The DLP was created out of the necessity of having a size for clinical use. It is an indicator of the dose delivered to the examination that is easily understood by users, encompassing all the factors involved in quantifying dose by the scanner.
DLP does not take the size of the patient into account and is not a measure of absorbed dose. It is important to remember that DLP is not the patient’s effective dose. The effective dose depends on other factors including patient size and the region of the body being scanned. Some factors have been estimated to convert DLPs into effective doses, depending on the body region. The DLP is expressed in mGy.cm.It is the CTDIvol multiplied by the length examined.
CHAPTER 4 Dose Reference Level
Diagnostic reference levels (DRLs) are benchmarks for radiation protection and optimization of patient imaging. They were first mentioned by the International Commission on Radiological Protection (ICRP) in 1990 and were clarified further in 1996. The ICRP defines two key elements in medicine: justification and optimization of radiology examinations. Justification implies that the examination is indicated and the patient’s benefit exceeds any potential detriments. Optimization implies that radiation exposure is optimized for the clinical purpose of the examination.

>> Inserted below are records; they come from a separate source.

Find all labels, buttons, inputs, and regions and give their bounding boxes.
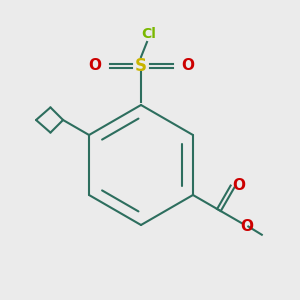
Text: Cl: Cl (141, 28, 156, 41)
Text: O: O (88, 58, 101, 74)
Text: O: O (232, 178, 245, 193)
Text: S: S (135, 57, 147, 75)
Text: O: O (181, 58, 194, 74)
Text: O: O (240, 219, 253, 234)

The Dose Reference Level (DRL) is the value of the 75th percentile of the doses measured for a given examination for a large number of patients. DRLs should be set for representative examinations or procedures performed in the local area, country or region where they are applied.

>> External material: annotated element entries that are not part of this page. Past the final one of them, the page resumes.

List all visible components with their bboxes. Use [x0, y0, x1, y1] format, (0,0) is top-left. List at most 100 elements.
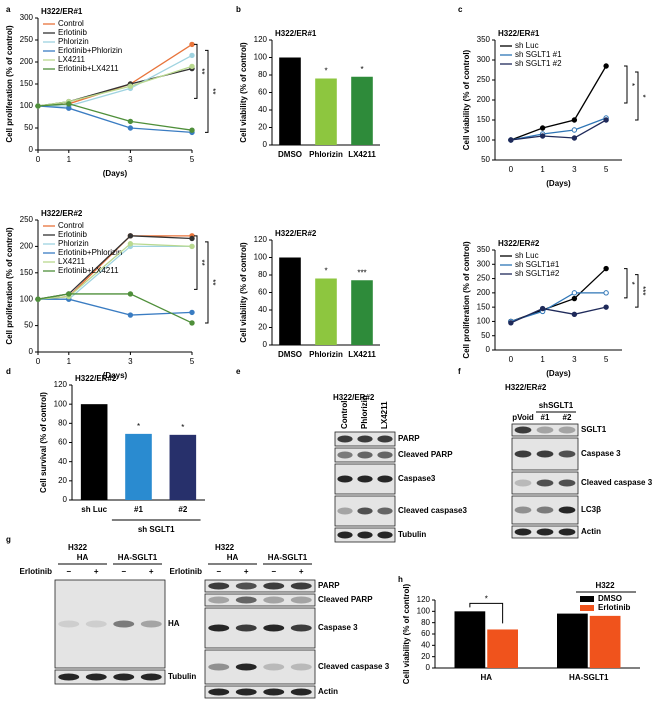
legend-label: Control — [58, 19, 84, 28]
lane-label: Control — [340, 401, 349, 429]
y-tick-label: 100 — [477, 317, 491, 326]
significance-bracket — [469, 602, 504, 624]
point — [127, 241, 134, 247]
blot-band — [140, 673, 162, 681]
x-tick-label: #2 — [178, 505, 187, 514]
y-tick-label: 250 — [477, 75, 491, 84]
legend-label: Erlotinib+Phlorizin — [58, 248, 122, 257]
bar — [557, 613, 588, 668]
x-axis-label: (Days) — [103, 169, 128, 178]
y-tick-label: 40 — [58, 457, 67, 466]
bar — [80, 404, 108, 500]
band-label: Actin — [318, 687, 338, 696]
chart-title: H322/ER#2 — [75, 374, 117, 383]
x-tick-label: 1 — [540, 355, 545, 364]
y-tick-label: 50 — [24, 321, 33, 330]
y-tick-label: 0 — [263, 140, 268, 149]
point — [35, 296, 41, 302]
blot-band — [337, 475, 353, 483]
bar — [315, 278, 337, 345]
series-line — [37, 293, 193, 324]
band-label: PARP — [318, 581, 340, 590]
significance-bracket — [205, 49, 209, 133]
x-tick-label: Phlorizin — [309, 150, 343, 159]
point — [571, 290, 578, 296]
blot-band — [113, 620, 135, 628]
blot-band — [357, 531, 373, 539]
point — [189, 127, 195, 133]
y-tick-label: 40 — [421, 640, 430, 649]
chart-title: H322/ER#2 — [275, 229, 317, 238]
blot-title: H322/ER#2 — [333, 393, 375, 402]
group-label: HA-SGLT1 — [118, 553, 158, 562]
band-label: PARP — [398, 434, 420, 443]
x-tick-label: sh Luc — [81, 505, 107, 514]
treatment-sign: + — [94, 567, 99, 576]
point — [66, 101, 72, 107]
blot-band — [263, 582, 285, 590]
significance-label: * — [638, 94, 647, 97]
y-tick-label: 120 — [417, 595, 431, 604]
y-axis-label: Cell proliferation (% of control) — [5, 227, 14, 345]
x-tick-label: Phlorizin — [309, 350, 343, 359]
series-line — [38, 298, 193, 316]
lane-label: LX4211 — [380, 401, 389, 429]
significance-bracket — [624, 268, 628, 299]
blot-strip — [204, 593, 316, 607]
chart-title: H322/ER#1 — [41, 7, 83, 16]
blot-band — [235, 624, 257, 632]
point — [571, 135, 578, 141]
point — [127, 233, 134, 239]
x-axis-label: (Days) — [546, 179, 571, 188]
x-tick-label: 0 — [36, 357, 41, 366]
legend-label: Erlotinib — [598, 603, 631, 612]
panel-letter: b — [236, 5, 241, 14]
band-label: Tubulin — [168, 672, 196, 681]
y-tick-label: 150 — [477, 302, 491, 311]
blot-band — [208, 596, 230, 604]
legend-label: LX4211 — [58, 55, 86, 64]
lane-label: pVoid — [512, 413, 534, 422]
legend-label: sh SGLT1 #1 — [515, 50, 562, 59]
bar — [487, 629, 518, 668]
point — [539, 305, 546, 312]
blot-band — [357, 435, 373, 443]
chart-title: H322/ER#2 — [498, 239, 540, 248]
blot-band — [514, 450, 532, 458]
x-tick-label: 0 — [509, 355, 514, 364]
series-line — [510, 119, 607, 141]
y-tick-label: 20 — [258, 323, 267, 332]
blot-band — [337, 507, 353, 515]
series-line — [510, 292, 607, 323]
bar — [315, 78, 337, 145]
bar — [279, 257, 301, 345]
panel-letter: a — [6, 5, 11, 14]
blot-band — [290, 582, 312, 590]
point — [189, 63, 195, 70]
y-tick-label: 100 — [20, 101, 34, 110]
y-tick-label: 20 — [58, 476, 67, 485]
x-tick-label: DMSO — [278, 350, 302, 359]
blot-band — [208, 582, 230, 590]
point — [127, 312, 134, 318]
chart-title: H322/ER#1 — [275, 29, 317, 38]
y-tick-label: 60 — [258, 288, 267, 297]
panel-letter: c — [458, 5, 463, 14]
point — [35, 103, 41, 109]
y-tick-label: 200 — [20, 242, 34, 251]
bar — [351, 76, 373, 145]
significance-label: * — [324, 67, 327, 76]
blot-band — [357, 475, 373, 483]
y-tick-label: 0 — [426, 663, 431, 672]
blot-band — [263, 624, 285, 632]
legend-swatch — [580, 605, 594, 611]
blot-band — [235, 663, 257, 671]
band-label: Cleaved PARP — [398, 450, 453, 459]
blot-band — [558, 506, 576, 514]
legend-label: sh Luc — [515, 251, 539, 260]
group-label: HA-SGLT1 — [268, 553, 308, 562]
y-tick-label: 100 — [477, 135, 491, 144]
significance-label: *** — [638, 286, 647, 295]
point — [603, 304, 609, 310]
point — [66, 291, 72, 297]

The dose distribution curve is to be representative of radiological practice in a country.
Phantom-Based DRLs and ADs for Adult and Pediatric CT (CTDIvol)
National DRLs (NDRLs) should be set based on wide-scale surveys of the median doses representing typical practice for a patient group (e.g. adults or children of different sizes) at a range of representative healthcare facilities for a specific type of examination or procedure.